Jet has been operating a truncated schedule with over 100 daily flights and this has resulted in depleting ticket sales. The release of lesser-than-assured interim funding from banks has increased the financial strain, and the airline has cash to manage operations only for a few days.
“Fuel supply to the airline was stopped briefly in the early part of afternoon but was later resumed after an assurance from the airline over payments,” said a person who did not wish to be identified. It is not clear for how long will the resumed supply continue.
As late as Thursday, the airline enjoyed uninterrupted supply from the oil marketing company as till then dues were within the bank guarantee limit that the airline had offered, said the person quoted earlier.

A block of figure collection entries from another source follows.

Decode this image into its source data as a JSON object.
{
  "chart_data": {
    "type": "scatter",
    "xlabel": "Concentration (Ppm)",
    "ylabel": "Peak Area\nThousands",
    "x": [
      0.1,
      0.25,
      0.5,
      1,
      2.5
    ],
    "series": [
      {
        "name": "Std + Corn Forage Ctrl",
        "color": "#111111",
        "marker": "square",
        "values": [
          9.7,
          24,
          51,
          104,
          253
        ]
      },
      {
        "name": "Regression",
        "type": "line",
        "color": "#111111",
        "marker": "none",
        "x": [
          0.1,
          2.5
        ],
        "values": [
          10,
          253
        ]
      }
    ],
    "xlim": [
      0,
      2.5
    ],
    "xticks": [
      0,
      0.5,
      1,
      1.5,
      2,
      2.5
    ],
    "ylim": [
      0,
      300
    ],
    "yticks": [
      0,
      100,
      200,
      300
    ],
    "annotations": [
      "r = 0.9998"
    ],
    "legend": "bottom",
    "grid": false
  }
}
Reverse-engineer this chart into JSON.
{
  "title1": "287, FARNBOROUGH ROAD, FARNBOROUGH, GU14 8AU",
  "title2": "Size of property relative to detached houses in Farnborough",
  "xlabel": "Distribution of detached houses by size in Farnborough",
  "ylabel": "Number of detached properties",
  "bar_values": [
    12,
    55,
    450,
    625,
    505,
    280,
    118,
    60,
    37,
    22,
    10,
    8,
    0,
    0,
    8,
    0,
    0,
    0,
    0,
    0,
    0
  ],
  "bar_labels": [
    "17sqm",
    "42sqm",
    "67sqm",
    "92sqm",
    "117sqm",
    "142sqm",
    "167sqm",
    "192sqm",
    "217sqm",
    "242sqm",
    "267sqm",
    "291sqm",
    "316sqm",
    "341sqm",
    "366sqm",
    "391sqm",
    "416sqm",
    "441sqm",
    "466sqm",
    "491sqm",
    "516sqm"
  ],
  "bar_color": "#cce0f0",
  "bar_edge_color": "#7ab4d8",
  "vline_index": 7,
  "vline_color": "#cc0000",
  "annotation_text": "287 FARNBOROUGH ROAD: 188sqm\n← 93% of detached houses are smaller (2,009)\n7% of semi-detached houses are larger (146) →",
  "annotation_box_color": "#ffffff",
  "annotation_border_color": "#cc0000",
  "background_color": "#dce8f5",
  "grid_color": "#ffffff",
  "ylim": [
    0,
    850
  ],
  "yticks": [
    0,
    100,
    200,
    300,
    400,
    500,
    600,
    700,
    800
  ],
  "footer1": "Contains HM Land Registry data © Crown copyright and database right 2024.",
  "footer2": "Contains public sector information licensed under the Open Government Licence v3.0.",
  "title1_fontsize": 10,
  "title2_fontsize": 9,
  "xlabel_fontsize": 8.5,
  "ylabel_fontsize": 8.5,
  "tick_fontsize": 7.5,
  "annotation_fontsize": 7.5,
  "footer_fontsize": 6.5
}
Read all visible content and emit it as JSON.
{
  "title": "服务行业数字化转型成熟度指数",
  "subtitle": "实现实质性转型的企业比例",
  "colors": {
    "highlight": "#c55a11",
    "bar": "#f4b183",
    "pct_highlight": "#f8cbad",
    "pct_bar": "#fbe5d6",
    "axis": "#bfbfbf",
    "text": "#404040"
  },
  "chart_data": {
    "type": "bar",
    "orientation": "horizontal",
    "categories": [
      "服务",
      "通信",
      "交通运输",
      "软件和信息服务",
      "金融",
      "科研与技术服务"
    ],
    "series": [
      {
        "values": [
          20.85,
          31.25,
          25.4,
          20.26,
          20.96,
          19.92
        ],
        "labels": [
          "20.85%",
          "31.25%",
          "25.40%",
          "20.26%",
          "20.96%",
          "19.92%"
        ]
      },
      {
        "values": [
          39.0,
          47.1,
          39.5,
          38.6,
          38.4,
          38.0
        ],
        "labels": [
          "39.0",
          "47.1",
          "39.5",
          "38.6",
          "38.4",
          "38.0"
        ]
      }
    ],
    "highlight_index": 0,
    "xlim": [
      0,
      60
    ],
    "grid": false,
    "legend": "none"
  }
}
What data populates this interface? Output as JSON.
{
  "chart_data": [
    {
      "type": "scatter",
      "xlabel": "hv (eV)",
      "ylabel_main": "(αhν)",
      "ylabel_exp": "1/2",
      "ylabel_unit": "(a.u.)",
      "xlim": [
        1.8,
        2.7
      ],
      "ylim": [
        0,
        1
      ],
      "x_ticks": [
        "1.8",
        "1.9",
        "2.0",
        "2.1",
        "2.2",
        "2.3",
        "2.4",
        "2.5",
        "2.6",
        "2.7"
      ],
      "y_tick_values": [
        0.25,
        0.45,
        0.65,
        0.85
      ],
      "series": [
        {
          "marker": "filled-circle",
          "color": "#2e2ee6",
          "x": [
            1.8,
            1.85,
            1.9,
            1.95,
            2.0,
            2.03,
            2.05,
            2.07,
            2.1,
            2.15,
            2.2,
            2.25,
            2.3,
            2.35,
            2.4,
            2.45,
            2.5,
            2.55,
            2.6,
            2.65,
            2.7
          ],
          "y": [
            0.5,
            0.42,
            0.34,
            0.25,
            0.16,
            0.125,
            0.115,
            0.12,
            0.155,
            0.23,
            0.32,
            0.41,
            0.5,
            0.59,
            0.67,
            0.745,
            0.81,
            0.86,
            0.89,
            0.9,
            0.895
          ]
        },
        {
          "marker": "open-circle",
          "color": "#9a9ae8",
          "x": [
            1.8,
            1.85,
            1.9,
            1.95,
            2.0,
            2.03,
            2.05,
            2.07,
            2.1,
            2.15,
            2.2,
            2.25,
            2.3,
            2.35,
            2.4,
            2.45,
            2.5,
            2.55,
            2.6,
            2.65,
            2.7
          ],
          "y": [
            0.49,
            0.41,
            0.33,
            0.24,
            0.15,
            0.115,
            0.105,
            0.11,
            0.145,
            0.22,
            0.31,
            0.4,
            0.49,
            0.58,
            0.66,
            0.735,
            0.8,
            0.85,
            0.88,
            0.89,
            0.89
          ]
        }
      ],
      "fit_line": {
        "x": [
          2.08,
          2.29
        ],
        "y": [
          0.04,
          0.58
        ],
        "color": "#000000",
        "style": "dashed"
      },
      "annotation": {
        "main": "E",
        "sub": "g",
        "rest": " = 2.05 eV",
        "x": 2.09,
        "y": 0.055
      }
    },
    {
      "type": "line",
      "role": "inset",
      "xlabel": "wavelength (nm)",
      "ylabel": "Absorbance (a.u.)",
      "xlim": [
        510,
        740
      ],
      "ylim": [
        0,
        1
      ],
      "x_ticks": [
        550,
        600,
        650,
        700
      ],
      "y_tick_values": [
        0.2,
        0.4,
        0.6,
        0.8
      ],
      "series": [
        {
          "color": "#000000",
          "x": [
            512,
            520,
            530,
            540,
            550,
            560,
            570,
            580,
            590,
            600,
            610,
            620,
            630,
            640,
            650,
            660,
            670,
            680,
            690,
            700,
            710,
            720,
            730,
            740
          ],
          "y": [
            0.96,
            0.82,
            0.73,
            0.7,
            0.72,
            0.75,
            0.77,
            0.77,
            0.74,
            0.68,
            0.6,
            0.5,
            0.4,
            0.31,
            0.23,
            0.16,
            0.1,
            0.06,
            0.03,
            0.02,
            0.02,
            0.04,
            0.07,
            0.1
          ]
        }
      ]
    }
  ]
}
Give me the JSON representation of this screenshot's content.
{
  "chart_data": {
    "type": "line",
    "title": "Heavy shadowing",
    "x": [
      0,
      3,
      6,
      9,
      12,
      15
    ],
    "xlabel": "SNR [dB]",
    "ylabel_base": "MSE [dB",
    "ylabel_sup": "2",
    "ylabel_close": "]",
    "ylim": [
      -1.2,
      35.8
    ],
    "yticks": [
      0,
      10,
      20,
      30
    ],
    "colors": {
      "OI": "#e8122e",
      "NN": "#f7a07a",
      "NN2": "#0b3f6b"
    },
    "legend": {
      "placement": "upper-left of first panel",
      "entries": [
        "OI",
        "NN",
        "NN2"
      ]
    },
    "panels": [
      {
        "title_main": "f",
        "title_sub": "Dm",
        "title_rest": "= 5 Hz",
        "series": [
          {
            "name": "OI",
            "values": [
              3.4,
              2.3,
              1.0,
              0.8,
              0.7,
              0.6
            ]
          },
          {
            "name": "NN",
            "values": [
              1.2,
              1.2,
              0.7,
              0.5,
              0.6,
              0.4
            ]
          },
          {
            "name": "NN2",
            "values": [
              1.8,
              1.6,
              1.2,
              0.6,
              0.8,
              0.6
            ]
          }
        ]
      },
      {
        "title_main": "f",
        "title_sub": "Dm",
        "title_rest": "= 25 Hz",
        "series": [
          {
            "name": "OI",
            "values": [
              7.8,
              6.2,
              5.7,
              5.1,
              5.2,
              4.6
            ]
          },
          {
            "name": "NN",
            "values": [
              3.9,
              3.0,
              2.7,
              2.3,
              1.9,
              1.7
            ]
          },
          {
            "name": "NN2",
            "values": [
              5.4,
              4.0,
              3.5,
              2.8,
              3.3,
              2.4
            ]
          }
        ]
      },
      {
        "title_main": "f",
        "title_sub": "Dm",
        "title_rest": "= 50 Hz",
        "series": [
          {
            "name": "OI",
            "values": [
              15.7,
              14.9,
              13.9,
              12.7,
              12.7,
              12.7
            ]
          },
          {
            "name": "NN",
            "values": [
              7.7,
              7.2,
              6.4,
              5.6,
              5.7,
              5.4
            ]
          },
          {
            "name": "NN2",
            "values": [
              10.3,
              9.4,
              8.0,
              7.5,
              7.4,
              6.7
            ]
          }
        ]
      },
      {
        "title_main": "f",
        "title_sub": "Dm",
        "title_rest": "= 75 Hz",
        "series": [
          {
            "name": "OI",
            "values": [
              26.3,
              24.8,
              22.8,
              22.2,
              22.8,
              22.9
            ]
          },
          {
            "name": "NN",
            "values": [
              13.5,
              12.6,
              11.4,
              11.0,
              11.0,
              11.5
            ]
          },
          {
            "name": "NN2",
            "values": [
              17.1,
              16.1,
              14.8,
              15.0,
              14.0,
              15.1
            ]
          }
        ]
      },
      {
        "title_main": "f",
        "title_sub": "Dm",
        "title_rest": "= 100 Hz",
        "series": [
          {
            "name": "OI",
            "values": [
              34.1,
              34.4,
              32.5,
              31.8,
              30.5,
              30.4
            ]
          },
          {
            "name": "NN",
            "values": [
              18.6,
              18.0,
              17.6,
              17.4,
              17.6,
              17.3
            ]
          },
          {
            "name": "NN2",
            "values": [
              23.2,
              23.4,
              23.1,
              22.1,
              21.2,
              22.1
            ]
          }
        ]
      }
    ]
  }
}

Jet did not respond to the queries.
On Thursday, too, fuel supply was discontinued for a brief period but the issue was resolved and operations normalised.
On Friday afternoon, Jet planes were stuck at Mumbai, Bengaluru and Delhi as IOC refused to supply aviation turbine fuel.
Passengers who had boarded the planes were asked to alight and informed that delay was due to “technical reasons”. The stranded flights departed in evening upon resumption of fuel supply. The airline's lenders have decided to call bids for a stake in Jet but could not reach a consensus on providing emergency funding for the airline. As a part of the resolution plan, lenders had agreed to provide Rs 1,500 crore but the plan has been reworked with the lenders advancing the stake sale process.
The airline management was informed that lenders would release additional funds if there was some assurance of an investor coming board the airline, a source said. On Thursday, lenders agreed to release only Rs 150 crore to the airline and large part of the payment would be used to pay lessors.
The airline has been forced to ground 80 per cent of its fleet on non payment of lease resulting in massive flight cancellations. Forward bookings too have slumped and passenger confidence in the brand is at its lowest.